I have a Tsunami decoder in an Atlas diesel loco. Sound was working fine and then; I lost the sound, but all other functions of loco work normal. The obvious is a bad speaker. Before I pull the shell and inspect, is there something else I should check.


----------



## mopac (Feb 24, 2011)

Have you reset the decoder? If not, give CV8 a value of 8.
Resets fix most problems.

address will be 03 after reset.


----------



## Genetk44 (Feb 26, 2016)

mopac said:


> Have you reset the decoder? If not, give CV8 a value of 8.
> Resets fix most problems.
> 
> address will be 03 after reset.


:smilie_daumenpos: yeah that!


----------



## Mark R. (Jan 26, 2013)

Also make sure you haven't either turned the sound off or muted it. This is a common problem with people who like to randomly push buttons to see what they do. 

Mark.


----------



## mopac (Feb 24, 2011)

Right. Could just be a button pushed on the controller. I have done it myself accidently.


----------



## danpuckett (Dec 31, 2014)

Thank you all for the input. I did reset the decoder; still no sound. I set the sound level on the sound CV; still no sound. I changed speakers; still no sound. My conclusion is that something has happened to the decoder, but every other function on the loco works just fine; lights, direction, running, etc.


----------



## DonR (Oct 18, 2012)

Contact the Tsunami company. They must
have a warranty. Digitrax will do a free
replacement of any of their decoders even
if you damage it yourself.

Don


----------



## mesenteria (Oct 29, 2015)

I had that happen to a LokSound decoder in a PCM Mallet from BLI. It worked reliably and nicely until one day I got it out of its box three years ago and placed it on the tracks. I got the whirry gear noise and movement, but couldn't get sound for the life of me. Tried resetting, but no joy for sound. Installed a QSI Titan in its place and haven't looked back.

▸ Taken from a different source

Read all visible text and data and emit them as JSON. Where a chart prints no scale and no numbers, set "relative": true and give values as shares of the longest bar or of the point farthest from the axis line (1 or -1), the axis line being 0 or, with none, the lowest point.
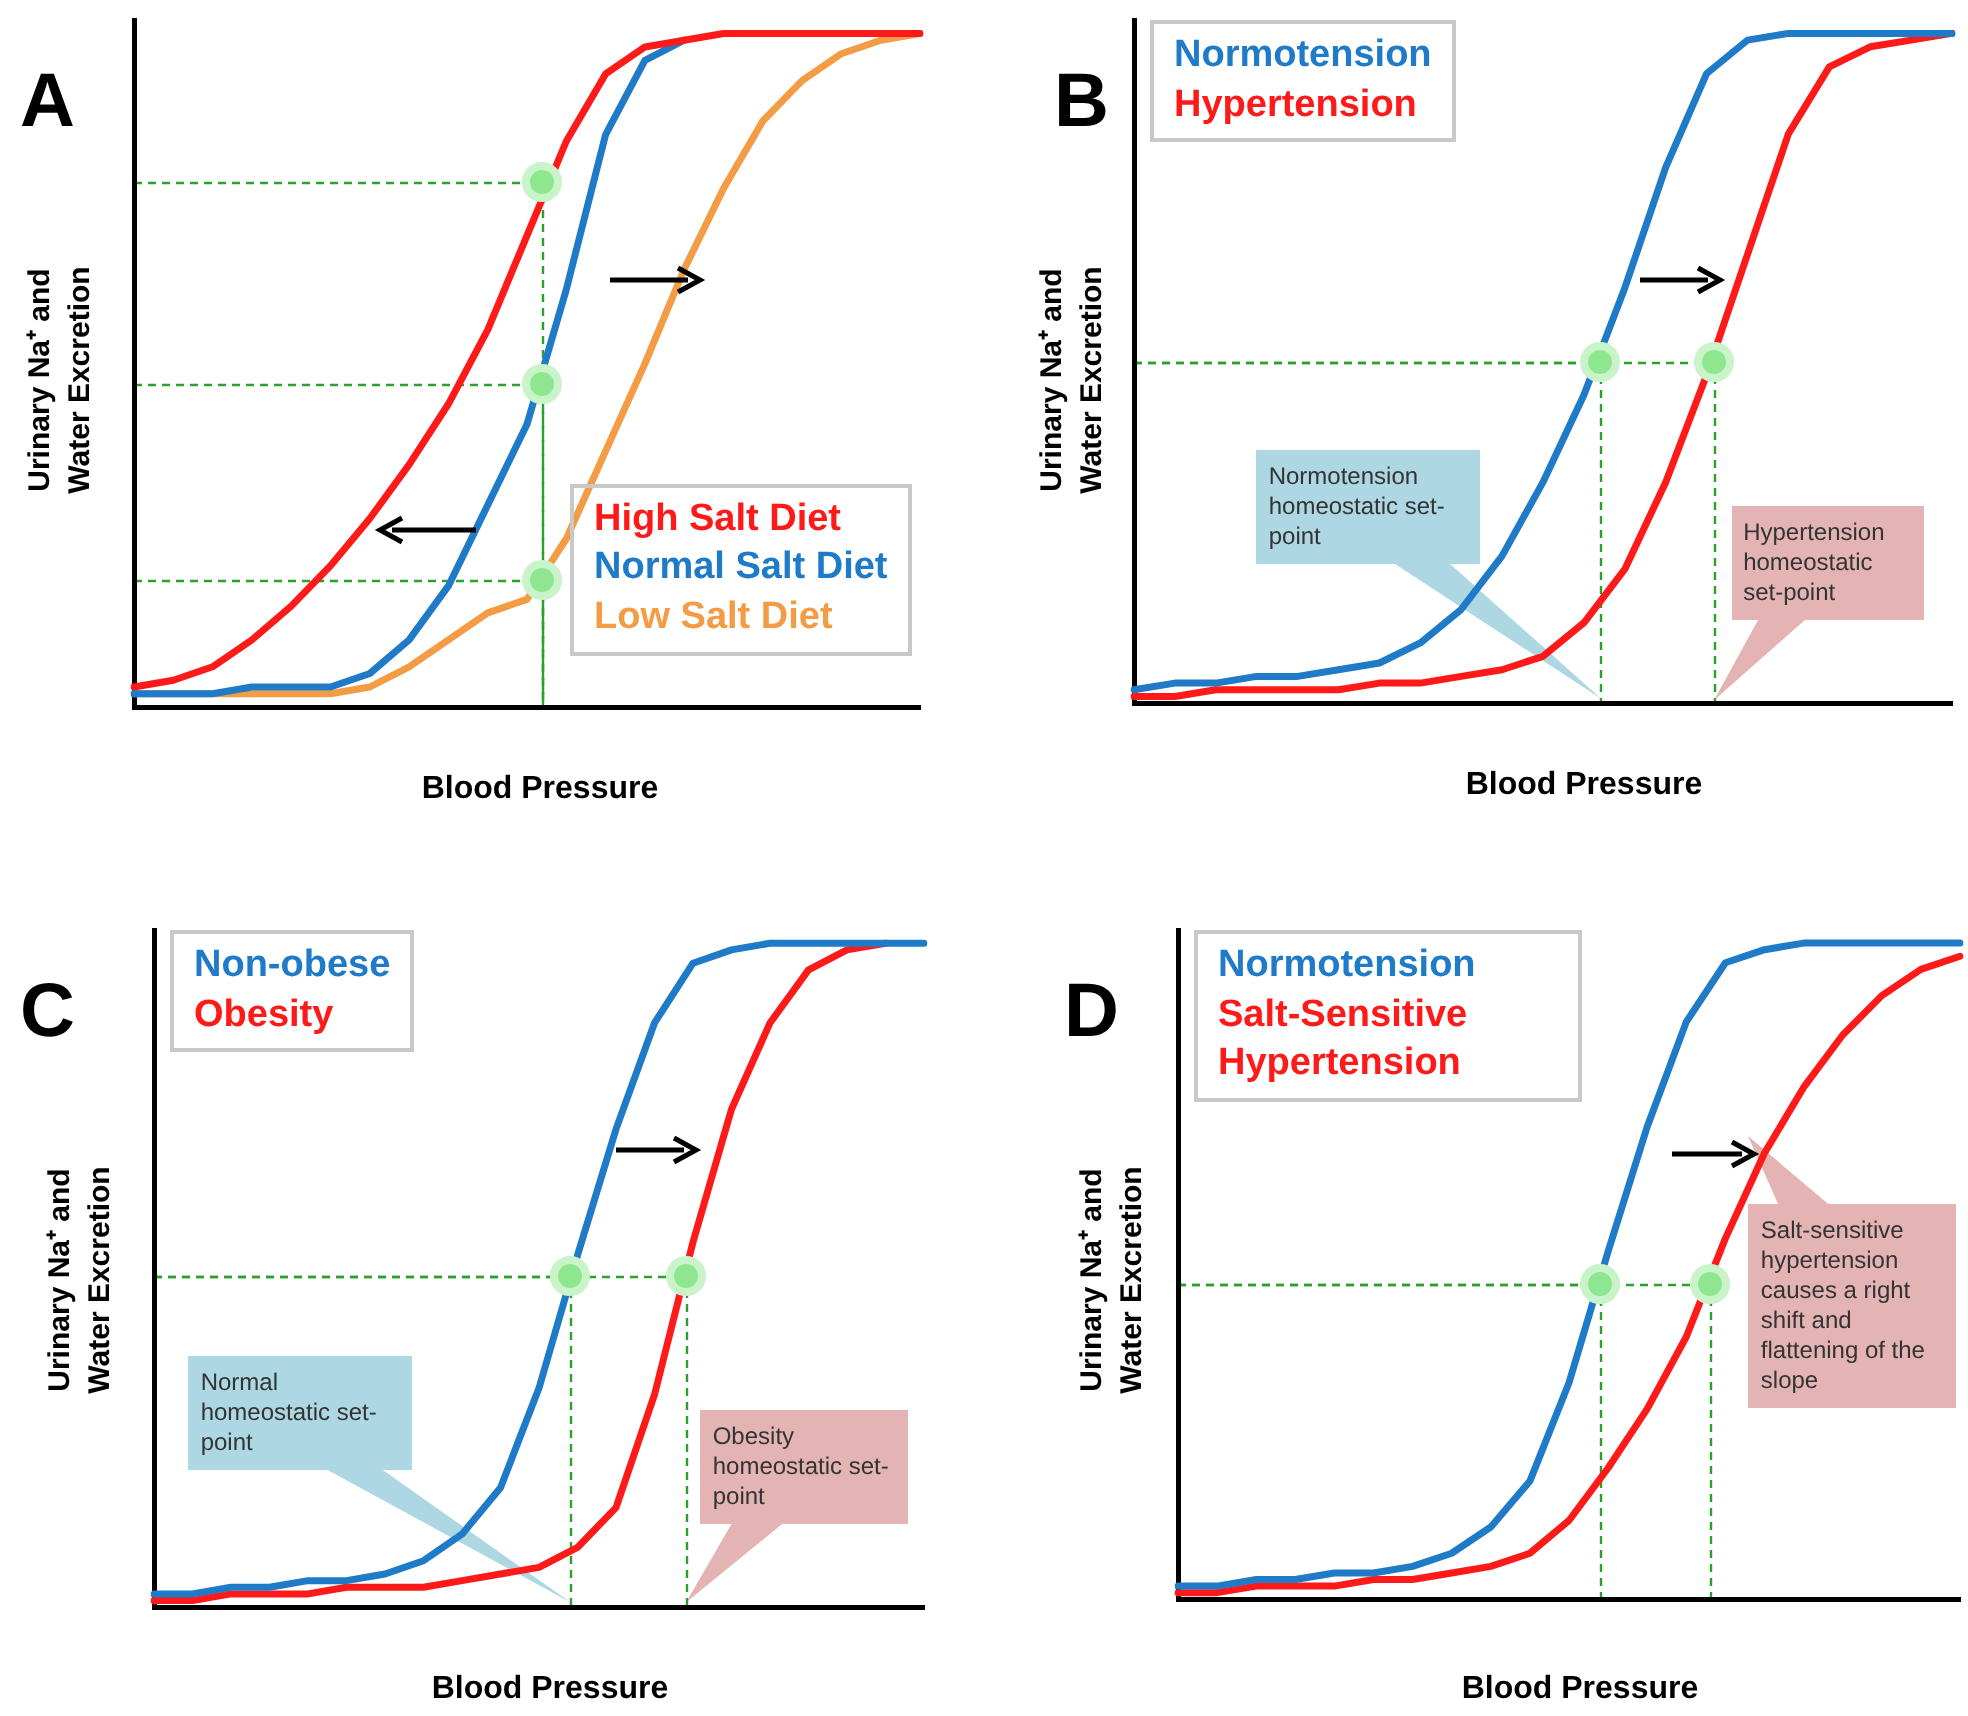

I would advise you to take a very objective look at some other modern sound decoders. I hear very good things from the latest LokSound, which always had the industry's best motive control anyway, and their sound files keep getting better and more comprehensive. QSI Titans are excellent, and the TCS Wow are getting rave reviews. Tsunami is a dated product that needs a complete re-do to get competitive, not the least of which is for their motive control. I actually dug into the manual and got a DC BLI 4-8-4 with a quirky drive to get cat-smooth with a Tsunami 1000 in it. Very nice, but very complicated and involved. LokSound and TCS will do that the instant you power it up the first time.

Just offerin'...


----------



## danpuckett (Dec 31, 2014)

*Update on "Lost sound DCC loco"*

Thank you for all the input. I did contact Tsunami. They offered factory service. I removed the decoder and shipped it to them. The decoder is way out of the warranty period, but we will see what they do.


----------



## danpuckett (Dec 31, 2014)

*Update*

The decoder was bad. received a new Tsunami. It runs and sounds great!!


----------